SURVIVORS of the Selby railcrash and relatives of victims have welcomed the decision by top judges to refuse a bid by driver Gary Hart to get his conviction overturned.

Hart, jailed for five years for causing the deaths of ten people at Great Heck, lost his Court of Appeal challenge against a verdict of causing death by dangerous driving.

Three judges in London yesterday refused permission to appeal to Hart, 37, of Strubby, in Lincolnshire.

Lord Justice Rose said: "There is, as it seems to us, no reason whatever to regard these verdicts as unsafe."

The decision delighted those affected by the crash, which took place when Hart's Land Rover was struck by a GNER train on the East Coast Main Line after the vehicle had veered off an embankment on the M62.
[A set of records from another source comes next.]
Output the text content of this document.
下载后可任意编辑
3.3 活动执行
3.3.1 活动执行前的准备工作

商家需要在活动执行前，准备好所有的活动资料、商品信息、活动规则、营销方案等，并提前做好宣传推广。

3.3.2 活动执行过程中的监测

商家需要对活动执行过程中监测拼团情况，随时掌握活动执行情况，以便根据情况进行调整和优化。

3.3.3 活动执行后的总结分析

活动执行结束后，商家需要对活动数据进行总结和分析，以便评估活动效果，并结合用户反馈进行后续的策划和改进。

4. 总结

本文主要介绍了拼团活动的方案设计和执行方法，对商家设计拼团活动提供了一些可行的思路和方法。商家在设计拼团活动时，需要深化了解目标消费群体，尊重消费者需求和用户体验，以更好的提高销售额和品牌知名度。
Ten men died when the express train derailed and then collided with a freight train at Great Heck on February 28, 2001.

Janine Edwards, who was badly injured, said the judges' decision would help her to further erase the memories of that day.
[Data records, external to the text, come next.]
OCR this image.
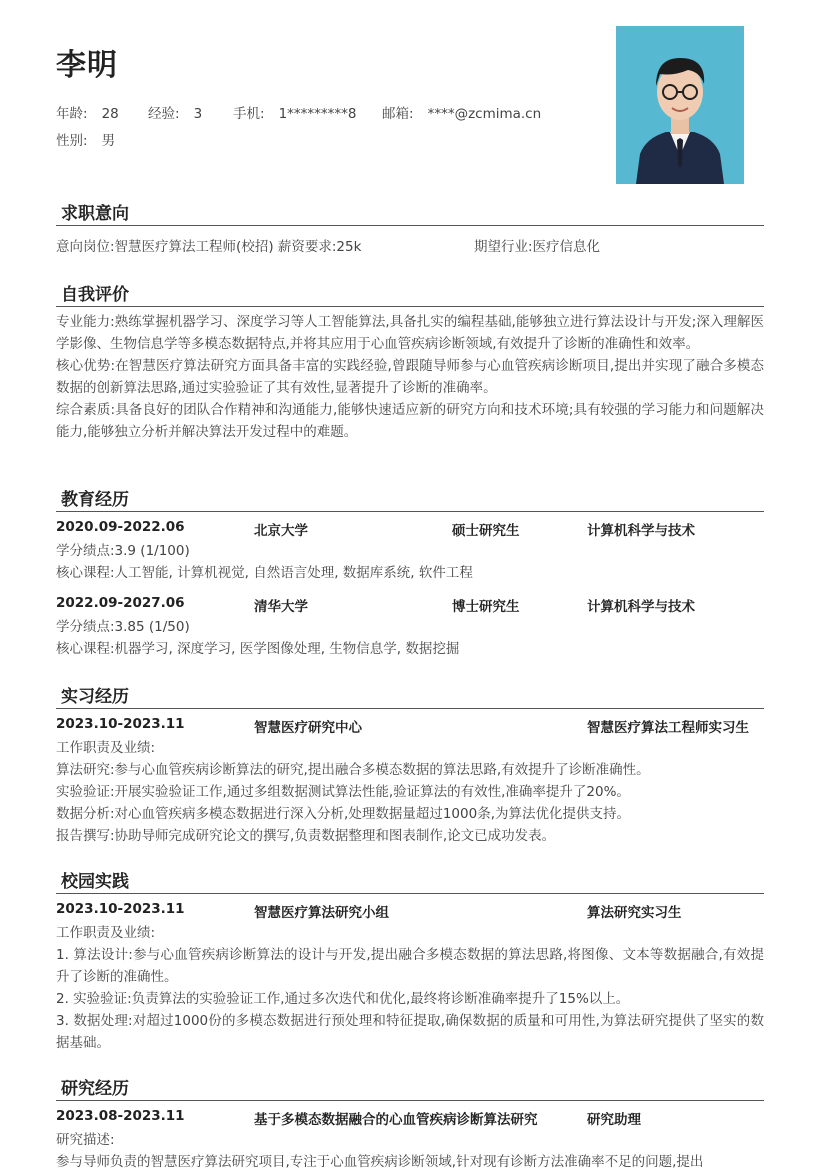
李明
年龄: 28 经验: 3 手机: 1*********8 邮箱: ****@zcmima.cn
性别: 男
求职意向
意向岗位:智慧医疗算法工程师(校招) 薪资要求:25k	期望行业:医疗信息化
自我评价

专业能力:熟练掌握机器学习、深度学习等人工智能算法,具备扎实的编程基础,能够独立进行算法设计与开发;深入理解医学影像、生物信息学等多模态数据特点,并将其应用于心血管疾病诊断领域,有效提升了诊断的准确性和效率。

核心优势:在智慧医疗算法研究方面具备丰富的实践经验,曾跟随导师参与心血管疾病诊断项目,提出并实现了融合多模态数据的创新算法思路,通过实验验证了其有效性,显著提升了诊断的准确率。

综合素质:具备良好的团队合作精神和沟通能力,能够快速适应新的研究方向和技术环境;具有较强的学习能力和问题解决能力,能够独立分析并解决算法开发过程中的难题。

教育经历
2020.09-2022.06	北京大学	硕士研究生	计算机科学与技术
学分绩点:3.9 (1/100)
核心课程:人工智能, 计算机视觉, 自然语言处理, 数据库系统, 软件工程
2022.09-2027.06	清华大学	博士研究生	计算机科学与技术
学分绩点:3.85 (1/50)
核心课程:机器学习, 深度学习, 医学图像处理, 生物信息学, 数据挖掘
实习经历
2023.10-2023.11	智慧医疗研究中心	智慧医疗算法工程师实习生
工作职责及业绩:
算法研究:参与心血管疾病诊断算法的研究,提出融合多模态数据的算法思路,有效提升了诊断准确性。
实验验证:开展实验验证工作,通过多组数据测试算法性能,验证算法的有效性,准确率提升了20%。
数据分析:对心血管疾病多模态数据进行深入分析,处理数据量超过1000条,为算法优化提供支持。
报告撰写:协助导师完成研究论文的撰写,负责数据整理和图表制作,论文已成功发表。
校园实践
2023.10-2023.11	智慧医疗算法研究小组	算法研究实习生
工作职责及业绩:
1. 算法设计:参与心血管疾病诊断算法的设计与开发,提出融合多模态数据的算法思路,将图像、文本等数据融合,有效提升了诊断的准确性。
2. 实验验证:负责算法的实验验证工作,通过多次迭代和优化,最终将诊断准确率提升了15%以上。
3. 数据处理:对超过1000份的多模态数据进行预处理和特征提取,确保数据的质量和可用性,为算法研究提供了坚实的数据基础。
研究经历
2023.08-2023.11	基于多模态数据融合的心血管疾病诊断算法研究	研究助理
研究描述:
参与导师负责的智慧医疗算法研究项目,专注于心血管疾病诊断领域,针对现有诊断方法准确率不足的问题,提出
"I still think about the crash. It does get to me in a way," she said. "It would have been a travesty if he had been allowed to appeal.

"I am very pleased. It was something that was avoidable and he killed ten people. He deserves to face some kind of punishment."

Margitta Needham, of Pocklington, whose husband Barry died in the disaster, said: "He has not acknowledged his responsibility and the fact that he caused the crash. I see it as very cowardly behaviour."

A single judge at the Court of Appeal had already refused to give Hart leave to challenge his conviction, but he renewed his bid before the three-judge court.

The result means that the inquests into the deaths, which had been delayed because of the legal challenges, should now be able to go ahead.